As I've long said: it's hard to keep crackpottery confined to one shelf in your cognitive kitchen...

Anonymous said...

From Bertrand Russell's The Practice and Theory of Bolshevism (Simon and Schuster, New York, 1964), p. 11 of the preface, dated September 1920:

"There is, however, another aspect of Bolshevism from which I differ more fundamentally.  Bolshevism is not merely a political doctrine; it is also a religion, with elaborate dogmas and inspired scriptures.  When Lenin wishes to prove some proposition, he does so, if possible, by quoting texts from Marx and Engels.  A full-fledged Communist is not merely a man who believes that land and capital should be held in common and their produce distributed as nearly equally as possible.  He is a man who entertains a number of elaborate and dogmatic beliefs—such as philosophic materialism, for example—which may be true, but are not, to a scientific temper, capable of being known to be true with any certainty.  This habit of militant certainty about objectively doubtful matters is one from which, since the Renaissance, the world has been gradually emerging, into that temper of constructive and fruitful skepticism which constitutes the scientific outlook."

Anonymous said...

One clarification is perhaps in order.  Russell’s “philosophic materialism” is a technical term not to be confused with the epithet used by 21st-century creationists.  Russell explains the “materialism” of which he speaks above in the chapter on Marx of his book A History of Western Philosophy.

Anonymous said...

Writing of the assassination attempt on Rep.

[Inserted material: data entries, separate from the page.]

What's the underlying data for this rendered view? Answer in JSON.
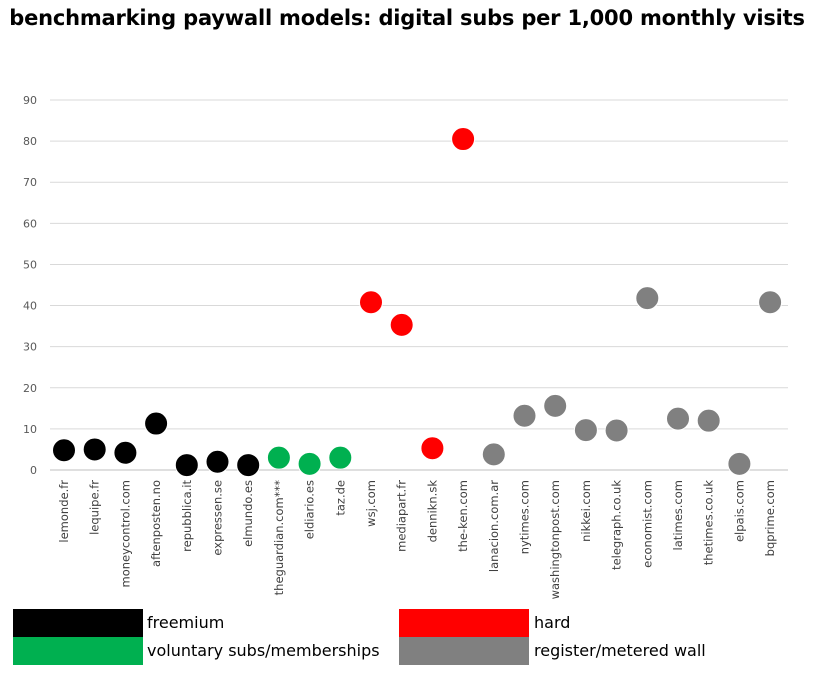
{
  "chart_data": {
    "type": "scatter",
    "title": "benchmarking paywall models: digital subs per 1,000 monthly visits",
    "xlabel": "",
    "ylabel": "",
    "ylim": [
      0,
      90
    ],
    "yticks": [
      0,
      10,
      20,
      30,
      40,
      50,
      60,
      70,
      80,
      90
    ],
    "grid": true,
    "legend_position": "bottom",
    "categories": [
      "lemonde.fr",
      "lequipe.fr",
      "moneycontrol.com",
      "aftenposten.no",
      "repubblica.it",
      "expressen.se",
      "elmundo.es",
      "theguardian.com***",
      "eldiario.es",
      "taz.de",
      "wsj.com",
      "mediapart.fr",
      "dennikn.sk",
      "the-ken.com",
      "lanacion.com.ar",
      "nytimes.com",
      "washingtonpost.com",
      "nikkei.com",
      "telegraph.co.uk",
      "economist.com",
      "latimes.com",
      "thetimes.co.uk",
      "elpais.com",
      "bqprime.com"
    ],
    "values": [
      4.8,
      5.0,
      4.2,
      11.3,
      1.2,
      2.0,
      1.2,
      3.0,
      1.5,
      3.0,
      40.8,
      35.3,
      5.3,
      80.5,
      3.8,
      13.2,
      15.6,
      9.7,
      9.6,
      41.8,
      12.5,
      12.0,
      1.5,
      40.8
    ],
    "groups": [
      "freemium",
      "freemium",
      "freemium",
      "freemium",
      "freemium",
      "freemium",
      "freemium",
      "voluntary",
      "voluntary",
      "voluntary",
      "hard",
      "hard",
      "hard",
      "hard",
      "metered",
      "metered",
      "metered",
      "metered",
      "metered",
      "metered",
      "metered",
      "metered",
      "metered",
      "metered"
    ],
    "series": [
      {
        "key": "freemium",
        "name": "freemium",
        "color": "#000000"
      },
      {
        "key": "hard",
        "name": "hard",
        "color": "#ff0000"
      },
      {
        "key": "voluntary",
        "name": "voluntary subs/memberships",
        "color": "#00b050"
      },
      {
        "key": "metered",
        "name": "register/metered wall",
        "color": "#808080"
      }
    ]
  }
}
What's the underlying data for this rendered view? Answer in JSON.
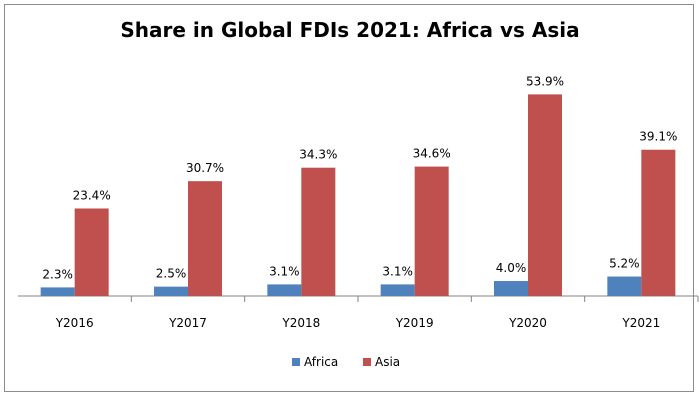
{
  "chart_data": {
    "type": "bar",
    "title": "Share in Global  FDIs 2021: Africa vs Asia",
    "categories": [
      "Y2016",
      "Y2017",
      "Y2018",
      "Y2019",
      "Y2020",
      "Y2021"
    ],
    "series": [
      {
        "name": "Africa",
        "color": "#4f81bd",
        "values": [
          2.3,
          2.5,
          3.1,
          3.1,
          4.0,
          5.2
        ],
        "labels": [
          "2.3%",
          "2.5%",
          "3.1%",
          "3.1%",
          "4.0%",
          "5.2%"
        ]
      },
      {
        "name": "Asia",
        "color": "#c0504d",
        "values": [
          23.4,
          30.7,
          34.3,
          34.6,
          53.9,
          39.1
        ],
        "labels": [
          "23.4%",
          "30.7%",
          "34.3%",
          "34.6%",
          "53.9%",
          "39.1%"
        ]
      }
    ],
    "ylim": [
      0,
      54
    ],
    "grid": false,
    "legend": "bottom"
  }
}
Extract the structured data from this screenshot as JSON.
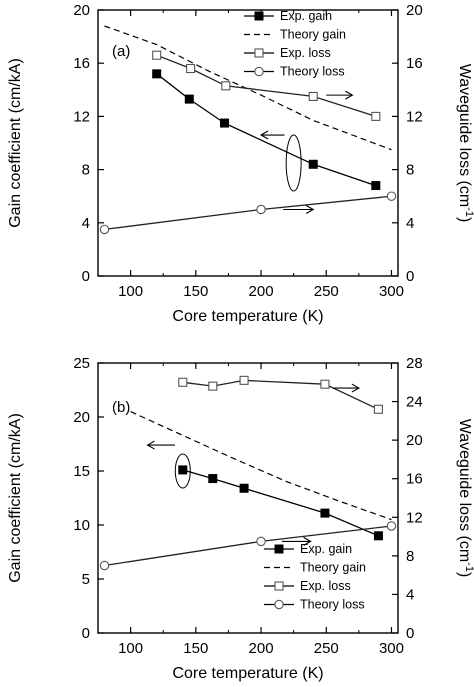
{
  "chart_data": [
    {
      "type": "line",
      "panel_label": "(a)",
      "xlabel": "Core temperature (K)",
      "ylabel_left": "Gain coefficient (cm/kA)",
      "ylabel_right": "Waveguide loss (cm",
      "ylabel_right_sup": "-1",
      "ylabel_right_close": ")",
      "xlim": [
        75,
        305
      ],
      "xticks": [
        100,
        150,
        200,
        250,
        300
      ],
      "ylim_left": [
        0,
        20
      ],
      "yticks_left": [
        0,
        4,
        8,
        12,
        16,
        20
      ],
      "ylim_right": [
        0,
        20
      ],
      "yticks_right": [
        0,
        4,
        8,
        12,
        16,
        20
      ],
      "legend": {
        "placement": "top-right"
      },
      "series": [
        {
          "name": "Exp. gain",
          "axis": "left",
          "style": "filled-square",
          "x": [
            120,
            145,
            172,
            240,
            288
          ],
          "y": [
            15.2,
            13.3,
            11.5,
            8.4,
            6.8
          ]
        },
        {
          "name": "Theory gain",
          "axis": "left",
          "style": "dashed",
          "x": [
            80,
            120,
            160,
            200,
            240,
            270,
            300
          ],
          "y": [
            18.8,
            17.4,
            15.4,
            13.6,
            11.7,
            10.6,
            9.5
          ]
        },
        {
          "name": "Exp. loss",
          "axis": "right",
          "style": "open-square",
          "x": [
            120,
            146,
            173,
            240,
            288
          ],
          "y": [
            16.6,
            15.6,
            14.3,
            13.5,
            12.0
          ]
        },
        {
          "name": "Theory loss",
          "axis": "right",
          "style": "open-circle",
          "x": [
            80,
            200,
            300
          ],
          "y": [
            3.5,
            5.0,
            6.0
          ]
        }
      ],
      "annotations": [
        {
          "type": "ellipse",
          "x": 225,
          "y": 8.5,
          "axis": "left"
        },
        {
          "type": "arrow",
          "direction": "left",
          "from_x": 218,
          "to_x": 200,
          "y": 10.6,
          "axis": "left"
        },
        {
          "type": "arrow",
          "direction": "right",
          "from_x": 250,
          "to_x": 270,
          "y": 13.6,
          "axis": "right"
        },
        {
          "type": "arrow",
          "direction": "right",
          "from_x": 217,
          "to_x": 240,
          "y": 5.0,
          "axis": "right"
        }
      ]
    },
    {
      "type": "line",
      "panel_label": "(b)",
      "xlabel": "Core temperature (K)",
      "ylabel_left": "Gain coefficient (cm/kA)",
      "ylabel_right": "Waveguide loss (cm",
      "ylabel_right_sup": "-1",
      "ylabel_right_close": ")",
      "xlim": [
        75,
        305
      ],
      "xticks": [
        100,
        150,
        200,
        250,
        300
      ],
      "ylim_left": [
        0,
        25
      ],
      "yticks_left": [
        0,
        5,
        10,
        15,
        20,
        25
      ],
      "ylim_right": [
        0,
        28
      ],
      "yticks_right": [
        0,
        4,
        8,
        12,
        16,
        20,
        24,
        28
      ],
      "legend": {
        "placement": "bottom-right"
      },
      "series": [
        {
          "name": "Exp. gain",
          "axis": "left",
          "style": "filled-square",
          "x": [
            140,
            163,
            187,
            249,
            290
          ],
          "y": [
            15.1,
            14.3,
            13.4,
            11.1,
            9.0
          ]
        },
        {
          "name": "Theory gain",
          "axis": "left",
          "style": "dashed",
          "x": [
            100,
            140,
            180,
            220,
            260,
            300
          ],
          "y": [
            20.5,
            18.3,
            16.1,
            14.0,
            12.2,
            10.5
          ]
        },
        {
          "name": "Exp. loss",
          "axis": "right",
          "style": "open-square",
          "x": [
            140,
            163,
            187,
            249,
            290
          ],
          "y": [
            26.0,
            25.6,
            26.2,
            25.8,
            23.2
          ]
        },
        {
          "name": "Theory loss",
          "axis": "right",
          "style": "open-circle",
          "x": [
            80,
            200,
            300
          ],
          "y": [
            7.0,
            9.5,
            11.1
          ]
        }
      ],
      "annotations": [
        {
          "type": "ellipse",
          "x": 140,
          "y": 15.0,
          "axis": "left"
        },
        {
          "type": "arrow",
          "direction": "left",
          "from_x": 134,
          "to_x": 113,
          "y": 17.4,
          "axis": "left"
        },
        {
          "type": "arrow",
          "direction": "right",
          "from_x": 255,
          "to_x": 275,
          "y": 25.4,
          "axis": "right"
        },
        {
          "type": "arrow",
          "direction": "right",
          "from_x": 216,
          "to_x": 238,
          "y": 9.5,
          "axis": "right"
        }
      ]
    }
  ]
}
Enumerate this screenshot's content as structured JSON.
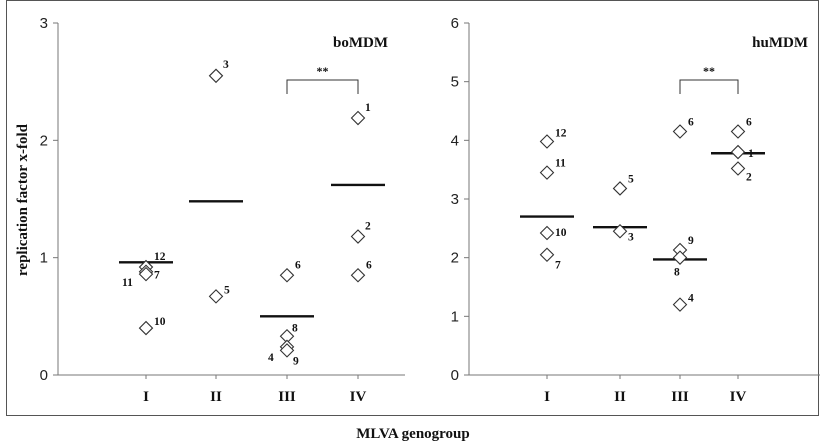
{
  "chart_data": [
    {
      "type": "scatter",
      "title": "boMDM",
      "ylabel": "replication factor x-fold",
      "xlabel": "",
      "categories": [
        "I",
        "II",
        "III",
        "IV"
      ],
      "ylim": [
        0,
        3
      ],
      "yticks": [
        "0",
        "1",
        "2",
        "3"
      ],
      "points": [
        {
          "cat": "I",
          "y": 0.92,
          "label": "12"
        },
        {
          "cat": "I",
          "y": 0.88,
          "label": "7"
        },
        {
          "cat": "I",
          "y": 0.86,
          "label": "11"
        },
        {
          "cat": "I",
          "y": 0.4,
          "label": "10"
        },
        {
          "cat": "II",
          "y": 2.55,
          "label": "3"
        },
        {
          "cat": "II",
          "y": 0.67,
          "label": "5"
        },
        {
          "cat": "III",
          "y": 0.85,
          "label": "6"
        },
        {
          "cat": "III",
          "y": 0.33,
          "label": "8"
        },
        {
          "cat": "III",
          "y": 0.24,
          "label": "4"
        },
        {
          "cat": "III",
          "y": 0.21,
          "label": "9"
        },
        {
          "cat": "IV",
          "y": 2.19,
          "label": "1"
        },
        {
          "cat": "IV",
          "y": 1.18,
          "label": "2"
        },
        {
          "cat": "IV",
          "y": 0.85,
          "label": "6"
        }
      ],
      "means": [
        {
          "cat": "I",
          "y": 0.96
        },
        {
          "cat": "II",
          "y": 1.48
        },
        {
          "cat": "III",
          "y": 0.5
        },
        {
          "cat": "IV",
          "y": 1.62
        }
      ],
      "significance": {
        "from": "III",
        "to": "IV",
        "label": "**"
      },
      "grid": false
    },
    {
      "type": "scatter",
      "title": "huMDM",
      "ylabel": "",
      "xlabel": "",
      "categories": [
        "I",
        "II",
        "III",
        "IV"
      ],
      "ylim": [
        0,
        6
      ],
      "yticks": [
        "0",
        "1",
        "2",
        "3",
        "4",
        "5",
        "6"
      ],
      "points": [
        {
          "cat": "I",
          "y": 3.98,
          "label": "12"
        },
        {
          "cat": "I",
          "y": 3.45,
          "label": "11"
        },
        {
          "cat": "I",
          "y": 2.42,
          "label": "10"
        },
        {
          "cat": "I",
          "y": 2.05,
          "label": "7"
        },
        {
          "cat": "II",
          "y": 3.18,
          "label": "5"
        },
        {
          "cat": "II",
          "y": 2.45,
          "label": "3"
        },
        {
          "cat": "III",
          "y": 4.15,
          "label": "6"
        },
        {
          "cat": "III",
          "y": 2.13,
          "label": "9"
        },
        {
          "cat": "III",
          "y": 2.0,
          "label": "8"
        },
        {
          "cat": "III",
          "y": 1.2,
          "label": "4"
        },
        {
          "cat": "IV",
          "y": 4.15,
          "label": "6"
        },
        {
          "cat": "IV",
          "y": 3.8,
          "label": "1"
        },
        {
          "cat": "IV",
          "y": 3.52,
          "label": "2"
        }
      ],
      "means": [
        {
          "cat": "I",
          "y": 2.7
        },
        {
          "cat": "II",
          "y": 2.52
        },
        {
          "cat": "III",
          "y": 1.97
        },
        {
          "cat": "IV",
          "y": 3.78
        }
      ],
      "significance": {
        "from": "III",
        "to": "IV",
        "label": "**"
      },
      "grid": false
    }
  ],
  "figure": {
    "xlabel": "MLVA genogroup",
    "ylabel": "replication factor x-fold",
    "marker": "open-diamond",
    "color": "#111111"
  }
}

Gabrielle Giffords in Tucson, Arizona, on Jan. 8, which left six people dead and 14 wounded, some critically, the New York Times reported ("Doctors Say Giffords's Condition Points to Survival," New York Times, Jan. 12, 2011, A14):

"... members of the Westboro Baptist Church in Kansas ... have praised the shooting and plan to picket the funeral on Thursday of Christina Green, a 9-year-old victim, and a service on Friday for Judge John M. Roll of Federal District Court."

sbh said...

Actually teen pregnancy has gone down "since they took out prayer and Bible readings" from the schools. It supposedly reached a high in the mid-fifties, when school districts around the nation were adding prayer and bible-reading to the curriculum in response to the red menace (the New York prayer the Supreme Court struck down was actually a recent innovation, not a long-established practice). And the rate has been declining ever since, though it's still quite high compared to more godless regions of the world.